We asked the following question to readers on social media and the Public Insight Network recently: Is affordable housing unattainable in Miami? Thanks for all of your responses. Below is a sampling of your comments, some of which were edited for length and clarity. Learn more about the Public Insight Network and comment on previous discussions at MiamiHerald.com/community and select Community Conversations.
I believe the lack of low cost housing is a serious problem in our community. When an individual can not earn enough income to pay for a place of their own, it is an issue. When thousands of people are in the same situation, it is a giant issue. Government-subsidized housing is not the answer because it is rationed and available only to “the deserving few.” The answer probably does require government intervention — the kind needed to encourage the development of thousands of units of low cost, small, efficient housing that can be available to all and in neighborhoods close to the low-wage retail and service jobs.
Leann Barber, Fort Lauderdale
It is attainable if you’re unwilling to look in different areas. For example, North Miami Beach near Ojus and Greynolds Park is an extremely affordable area for first-time home buyers who are interested in being in the “middle of it all.” Downtown Fort Lauderdale and Downtown Miami are 20 minutes away, you’re five miles from the beach and you’re right next to U.S. 1 which has all the major shopping malls and restaurants. You can very easily find a home under $200,000 in this area. North Miami Beach (Sunray East) is truly a hidden gem within Miami Dade County.
Eric Ruiz, North Miami Beach
Affordable housing is only in very poor areas, as construction costs and land have become expensive. No one wants multi-family “affordable” projects built near them, because those become instant slums since the residents have no money for maintenance and few incentives to maintain those properties since they do not own them. About the only way that doesn’t happen is if the residents actually receive title to the property and if the builder doesn’t include air conditioning and heavy appliances. Their lack also limits the acceptability of such properties. In short, this is a difficult problem that isn’t likely to be solved anytime soon.
Robert Black, Miami
It is all about expectations. Without a significant down payment, most dwellings are unaffordable. With a reasonable healthy down payment or savings backed up, unaffordability becomes less of a problem. There are those making little income and with little desire to compromise who do and will find most housing in Miami as unaffordable.
Sid Kaskey, South Miami
Affordable housing has been possible for decades upon decades and is possible today. But, how do we accept a design concept that would not cater to the results of large-scale housing projects that have become crime ridden areas of high social cost? The concept for a large, high density housing project is the key element to creating appeal, comfort, practicality and affordability. Affordable housing is not a knee-jerk decision. It should never be considered “completed.” Is the population ever “completed”? However, regardless of the huge and extravagant numbers of “luxury” residences that are planned for any city these days, there must be at least threefold that number for affordable housing being produced within the same community if all institutions are to survive — if the city is to survive.
Gordon Kirk, Davie
Affordable housing is not attainable in Miami Dade’s economic infrastructure due to the decline in traditional full-time employment and hike in home loans and homeowners association prices. Miami-Dade is threatening two housing outcomes: One could create a credit bubble due to rent/lease defaults brought on by a lack of employment opportunities with longevity or the availability of full-time hires, the other could create an eviction bubble by leveraging complex leasing agreements that often favor developers against desperate consumers seeking shelter. Miami-Dade and most of Florida are turning into havens for corporate developers, which leaves the average person to salvage and conserve any inherited properties willed to them.
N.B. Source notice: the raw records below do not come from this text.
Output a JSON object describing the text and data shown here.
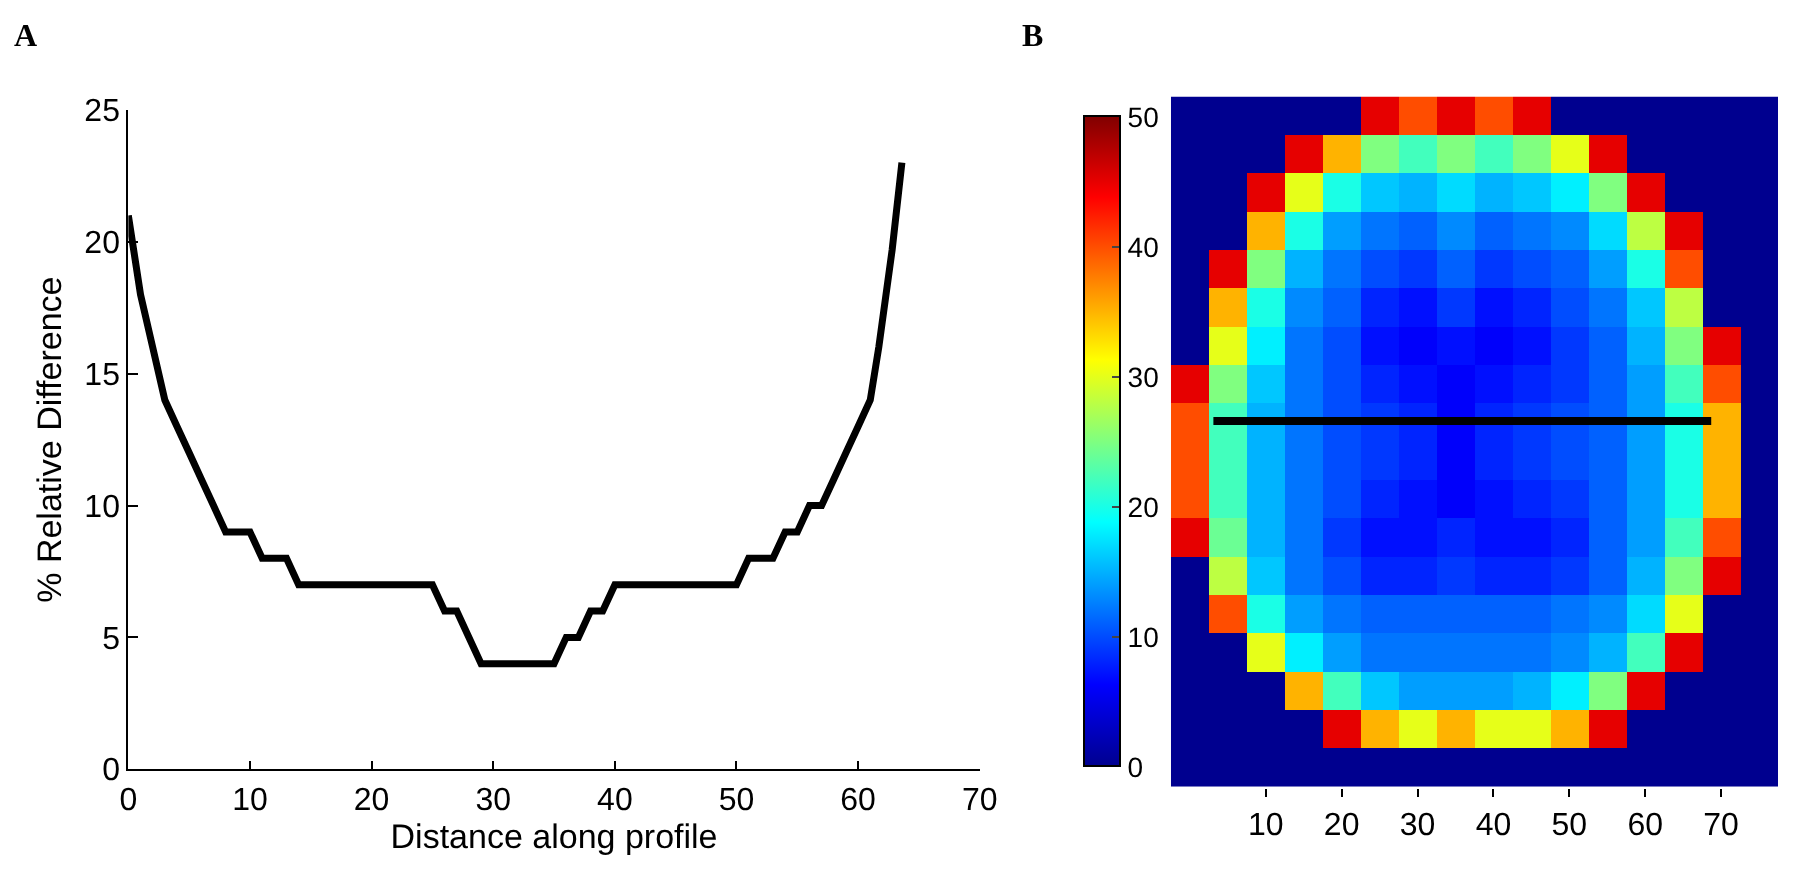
{
  "chart_data": [
    {
      "type": "line",
      "title": "A",
      "xlabel": "Distance along profile",
      "ylabel": "% Relative Difference",
      "xlim": [
        0,
        70
      ],
      "xticks": [
        0,
        10,
        20,
        30,
        40,
        50,
        60,
        70
      ],
      "ylim": [
        0,
        25
      ],
      "yticks": [
        0,
        5,
        10,
        15,
        20,
        25
      ],
      "marker": "none",
      "line_style": "solid",
      "series": [
        {
          "color": "#000000",
          "x": [
            0,
            1,
            2,
            3,
            4,
            5,
            6,
            7,
            8,
            10,
            11,
            13,
            14,
            25,
            26,
            27,
            29,
            35,
            36,
            37,
            38,
            39,
            40,
            50,
            51,
            53,
            54,
            55,
            56,
            57,
            58,
            59,
            60,
            61,
            61.7,
            62.8,
            63.6
          ],
          "values": [
            21,
            18,
            16,
            14,
            13,
            12,
            11,
            10,
            9,
            9,
            8,
            8,
            7,
            7,
            6,
            6,
            4,
            4,
            5,
            5,
            6,
            6,
            7,
            7,
            8,
            8,
            9,
            9,
            10,
            10,
            11,
            12,
            13,
            14,
            16,
            19.7,
            23
          ]
        }
      ]
    },
    {
      "type": "heatmap",
      "title": "B",
      "categories": [
        null,
        null,
        "10",
        null,
        "20",
        null,
        "30",
        null,
        "40",
        null,
        "50",
        null,
        "60",
        null,
        "70",
        null
      ],
      "tick_labels": "x",
      "y_categories": [
        null,
        null,
        null,
        null,
        null,
        null,
        null,
        null,
        null,
        null,
        null,
        null,
        null,
        null,
        null,
        null,
        null,
        null
      ],
      "clim": [
        0,
        50
      ],
      "cticks": [
        0,
        10,
        20,
        30,
        40,
        50
      ],
      "cells": [
        [
          0,
          0,
          0,
          0,
          0,
          45,
          40,
          45,
          40,
          45,
          0,
          0,
          0,
          0,
          0,
          0
        ],
        [
          0,
          0,
          0,
          45,
          35,
          25,
          22,
          25,
          22,
          25,
          30,
          45,
          0,
          0,
          0,
          0
        ],
        [
          0,
          0,
          45,
          30,
          20,
          16,
          15,
          17,
          15,
          16,
          18,
          25,
          45,
          0,
          0,
          0
        ],
        [
          0,
          0,
          35,
          20,
          14,
          12,
          11,
          13,
          11,
          12,
          13,
          17,
          28,
          45,
          0,
          0
        ],
        [
          0,
          45,
          25,
          15,
          12,
          10,
          9,
          11,
          9,
          10,
          11,
          14,
          20,
          40,
          0,
          0
        ],
        [
          0,
          35,
          20,
          13,
          11,
          8,
          7,
          9,
          7,
          8,
          10,
          12,
          16,
          28,
          0,
          0
        ],
        [
          0,
          30,
          18,
          12,
          10,
          7,
          6,
          7,
          6,
          7,
          9,
          11,
          15,
          25,
          45,
          0
        ],
        [
          45,
          25,
          16,
          12,
          10,
          8,
          7,
          6,
          7,
          8,
          9,
          11,
          14,
          22,
          40,
          0
        ],
        [
          40,
          22,
          15,
          12,
          10,
          9,
          8,
          6,
          8,
          9,
          10,
          11,
          14,
          20,
          35,
          0
        ],
        [
          40,
          22,
          15,
          12,
          10,
          9,
          8,
          6,
          8,
          9,
          10,
          11,
          14,
          20,
          35,
          0
        ],
        [
          40,
          22,
          15,
          12,
          10,
          8,
          7,
          6,
          7,
          8,
          9,
          11,
          14,
          20,
          35,
          0
        ],
        [
          45,
          24,
          15,
          12,
          9,
          7,
          7,
          8,
          7,
          7,
          8,
          11,
          14,
          22,
          40,
          0
        ],
        [
          0,
          28,
          16,
          12,
          10,
          8,
          8,
          9,
          8,
          8,
          9,
          11,
          15,
          25,
          45,
          0
        ],
        [
          0,
          40,
          20,
          14,
          12,
          11,
          11,
          11,
          11,
          11,
          12,
          13,
          17,
          30,
          0,
          0
        ],
        [
          0,
          0,
          30,
          18,
          14,
          12,
          12,
          12,
          12,
          12,
          13,
          15,
          22,
          45,
          0,
          0
        ],
        [
          0,
          0,
          0,
          35,
          22,
          16,
          14,
          14,
          14,
          15,
          18,
          25,
          45,
          0,
          0,
          0
        ],
        [
          0,
          0,
          0,
          0,
          45,
          35,
          30,
          35,
          30,
          30,
          35,
          45,
          0,
          0,
          0,
          0
        ],
        [
          0,
          0,
          0,
          0,
          0,
          0,
          0,
          0,
          0,
          0,
          0,
          0,
          0,
          0,
          0,
          0
        ]
      ]
    }
  ]
}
Lionel Lightbourne, Ives Estates
I do believe that we are in a crisis for housing as it relates to what used to be the middle class. I am not sure how the poor in our community can possibly manage with the pressure on gentrification and international buyers coming in with cash.
David Lotker, Miami
Even at zero interest and no down payment, poor people can not afford a home. So it is incumbent upon the developers to create affordable rental properties that the government can subsidize through Section 8 type programs. However, if history has shown us anything, it is that government-subsidized housing soon turns into slums because tenants do not care for things they do not own, and the government bureaucracies can not or will not take proper steps to make sure that the properties are maintained. Most of the folks that live in low-income housing are hardworking folks who just want a nice place to rest their heads, but they are not without guilt if they turn their heads and allow their children and neighbors to destroy their little slice of heaven.
Robert Reyes, Homestead
There is no decent affordable housing in Miami, not only for recent college graduates but also for anybody with a fixed income. Miami has become a city for rich people only. The income gap between groups of people is getting worse. Because of an increase of $400 per month in my previous rental, I had to move to a place with 300 less square feet, only one bathroom, no security, no under roof parking and no active involvement from the management, etc.
Mara Houstoun, Miami
Unless Miami-Dade County and all the different municipalities come up with an idea like the one in New York pitched by Mayor DiBlasio where “x” amount of affordable housing is built for every “y” amount of luxury housing, most Miamians will be priced out of both ownership and rental living space.